L’ossessione di continuare a massimizzare la crescita a lungo termine
del reddito medio trascurando altri rischi e considerazioni è in parte
assurda. Prendiamo in esame un semplice esperimento teorico. Immaginate
che la prospettiva di aumento del reddito nazionale pro capite (o
una qualche misura più ampia di welfare) sia pari all’1% su base
annuale per i prossimi due secoli. Si tratta dello stesso trend del
tasso di crescita pro capite del mondo avanzato registrato negli
ultimi anni. Con una crescita annuale del reddito pari all’1% la
generazione che nascerà tra settant’anni godrà di quasi il doppio del
reddito medio attuale. Fra due secoli il reddito aumenterà addirittura
di otto volte.
Supponiamo ora di vivere in un contesto di crescita economica molto più rapida con un aumento del reddito pro capite pari al 2% su base annuale. In tal caso, il reddito pro capite aumenterebbe del doppio dopo solo 35 anni, mentre arriverebbe a crescere di otto volte dopo solo un secolo.

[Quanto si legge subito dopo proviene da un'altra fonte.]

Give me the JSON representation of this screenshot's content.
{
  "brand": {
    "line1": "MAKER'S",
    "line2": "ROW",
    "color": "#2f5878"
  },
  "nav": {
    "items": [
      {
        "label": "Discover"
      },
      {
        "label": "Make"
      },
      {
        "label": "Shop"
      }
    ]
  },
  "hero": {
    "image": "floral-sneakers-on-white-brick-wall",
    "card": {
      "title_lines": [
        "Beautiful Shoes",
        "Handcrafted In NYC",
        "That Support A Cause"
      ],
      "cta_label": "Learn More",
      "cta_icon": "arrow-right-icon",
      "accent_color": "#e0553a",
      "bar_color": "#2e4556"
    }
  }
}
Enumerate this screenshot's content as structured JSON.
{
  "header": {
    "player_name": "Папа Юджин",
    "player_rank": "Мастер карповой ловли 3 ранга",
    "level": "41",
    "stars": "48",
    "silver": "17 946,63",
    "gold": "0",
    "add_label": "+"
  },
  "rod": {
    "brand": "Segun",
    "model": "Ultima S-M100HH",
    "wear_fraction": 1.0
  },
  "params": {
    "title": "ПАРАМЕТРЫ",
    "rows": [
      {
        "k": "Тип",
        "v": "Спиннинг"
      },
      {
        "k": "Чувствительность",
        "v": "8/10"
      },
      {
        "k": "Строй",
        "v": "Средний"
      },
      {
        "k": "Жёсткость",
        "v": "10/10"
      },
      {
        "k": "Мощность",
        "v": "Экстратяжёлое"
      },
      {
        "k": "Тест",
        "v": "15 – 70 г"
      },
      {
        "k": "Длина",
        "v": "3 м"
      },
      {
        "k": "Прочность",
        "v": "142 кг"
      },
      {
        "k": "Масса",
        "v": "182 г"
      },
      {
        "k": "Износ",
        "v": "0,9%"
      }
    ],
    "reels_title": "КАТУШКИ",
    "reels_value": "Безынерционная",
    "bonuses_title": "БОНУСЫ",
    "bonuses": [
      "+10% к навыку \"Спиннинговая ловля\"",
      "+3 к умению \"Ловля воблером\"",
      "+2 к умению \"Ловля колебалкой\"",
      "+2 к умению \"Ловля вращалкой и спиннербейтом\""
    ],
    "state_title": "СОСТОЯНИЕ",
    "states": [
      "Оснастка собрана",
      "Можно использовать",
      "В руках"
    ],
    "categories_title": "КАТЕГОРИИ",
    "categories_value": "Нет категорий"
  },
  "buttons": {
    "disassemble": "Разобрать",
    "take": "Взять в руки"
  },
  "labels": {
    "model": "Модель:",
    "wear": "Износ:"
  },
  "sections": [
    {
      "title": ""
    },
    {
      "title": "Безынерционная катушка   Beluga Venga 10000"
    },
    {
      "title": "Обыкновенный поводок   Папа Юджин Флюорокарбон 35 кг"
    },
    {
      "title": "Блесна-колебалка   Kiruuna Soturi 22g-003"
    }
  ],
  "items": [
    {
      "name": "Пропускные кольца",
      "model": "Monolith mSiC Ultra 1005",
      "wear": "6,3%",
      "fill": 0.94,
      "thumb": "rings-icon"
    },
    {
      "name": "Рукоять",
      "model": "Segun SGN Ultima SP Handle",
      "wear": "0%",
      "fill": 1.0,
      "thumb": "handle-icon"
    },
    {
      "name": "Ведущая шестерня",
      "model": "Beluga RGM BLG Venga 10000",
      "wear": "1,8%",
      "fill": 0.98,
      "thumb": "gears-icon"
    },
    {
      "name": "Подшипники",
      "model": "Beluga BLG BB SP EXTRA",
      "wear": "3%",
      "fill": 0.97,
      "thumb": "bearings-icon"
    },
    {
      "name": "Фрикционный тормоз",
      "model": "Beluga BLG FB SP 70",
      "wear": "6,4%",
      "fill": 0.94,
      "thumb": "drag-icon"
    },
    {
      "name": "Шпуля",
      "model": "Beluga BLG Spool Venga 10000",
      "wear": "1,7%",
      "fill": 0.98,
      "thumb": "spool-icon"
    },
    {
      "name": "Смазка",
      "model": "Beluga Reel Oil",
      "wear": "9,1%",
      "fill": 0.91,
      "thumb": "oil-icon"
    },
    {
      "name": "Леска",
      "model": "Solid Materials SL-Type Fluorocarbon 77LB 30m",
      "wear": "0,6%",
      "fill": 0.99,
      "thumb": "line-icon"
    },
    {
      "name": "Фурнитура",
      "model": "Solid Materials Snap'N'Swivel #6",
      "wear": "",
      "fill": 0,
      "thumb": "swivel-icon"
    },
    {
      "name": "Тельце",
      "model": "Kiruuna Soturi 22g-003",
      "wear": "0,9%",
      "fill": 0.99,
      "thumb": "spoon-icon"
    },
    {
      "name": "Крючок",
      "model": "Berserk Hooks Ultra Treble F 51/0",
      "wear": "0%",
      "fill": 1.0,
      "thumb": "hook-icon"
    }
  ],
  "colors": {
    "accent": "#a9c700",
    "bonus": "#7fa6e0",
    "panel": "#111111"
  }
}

Chiedetevi, infine, quanto vi importa veramente se ci vogliono 100,
200 o persino 1000 anni affinché il welfare aumenti di otto volte
rispetto al valore attuale. Non sarebbe più logico preoccuparsi della
sostenibilità e della durata della crescita globale a lungo termine? E
non avrebbe più senso preoccuparsi del fatto che un conflitto, oppure il
riscaldamento globale, potrebbero provocare una catastrofe in grado di
far deragliare la società nel corso dei prossimi secoli se non
addirittura oltre?
Anche se ognuno pensa limitatamente ai propri discendenti, spera
senza dubbio che possano avere successo e dare un contributo positivo
alla società futura. Presupponendo poi che saranno più ricchi della
propria generazione, quanto è realmente importante il livello assoluto
del loro reddito?
Forse una logica più profonda alla base dell’imperativo di crescita
in molti paesi deriva dalle preoccupazioni per il prestigio e la
sicurezza nazionale. Nel suo influente libro del 1989, The Rise and Fall of the Great Powers (La crescita e la caduta delle grandi potenze, ndt),
lo storico Paul Kennedy è giunto alla conclusione che, nel lungo
termine, la ricchezza e la potenza produttiva di una paese, rispetto a
quello dei suoi contemporanei, sono i fattori determinanti del suo
status globale.
Ma mentre Kennedy si era focalizzato in particolar modo sul potere
militare, nel mondo attuale le economie di successo godono di uno status
in diversi contesti ed i policymaker si preoccupano, legittimamente,
della graduatoria economica nazionale. La competizione economica per il
potere globale è di certo una logica comprensibile se il fine è quello
di focalizzarsi sulla crescita a lungo termine, ma se questa stessa
competizione risulta invece essere la giustificazione proprio per
potersi focalizzare sulla crescita a lungo termine, allora bisogna
necessariamente riesaminare i modelli macroeconomici standard che non
prendono affatto in considerazione quest’aspetto.
Ovviamente, nel mondo reale, i paesi considerano, giustamente, la
crescita a lungo termine come parte integrante della sicurezza nazionale
e dello status globale. I paesi altamente indebitati, che al giorno
d’oggi sono gran parte delle economie avanzate, hanno bisogno della
crescita per sanare le proprie difficoltà. Ma, come proposito a lungo
termine, il motivo per focalizzarsi sulla crescita non è poi così
onnicomprensivo come molti policymaker e teorici dell’economia vogliono
farci credere.
In un periodo di estrema incertezza economica potrebbe sembrare
inappropriato mettere in dubbio l’imperativo della crescita. Ma in
effetti il contesto di una crisi è forse proprio l’occasione per
rivedere gli obiettivi a lungo termine della politica economica globale.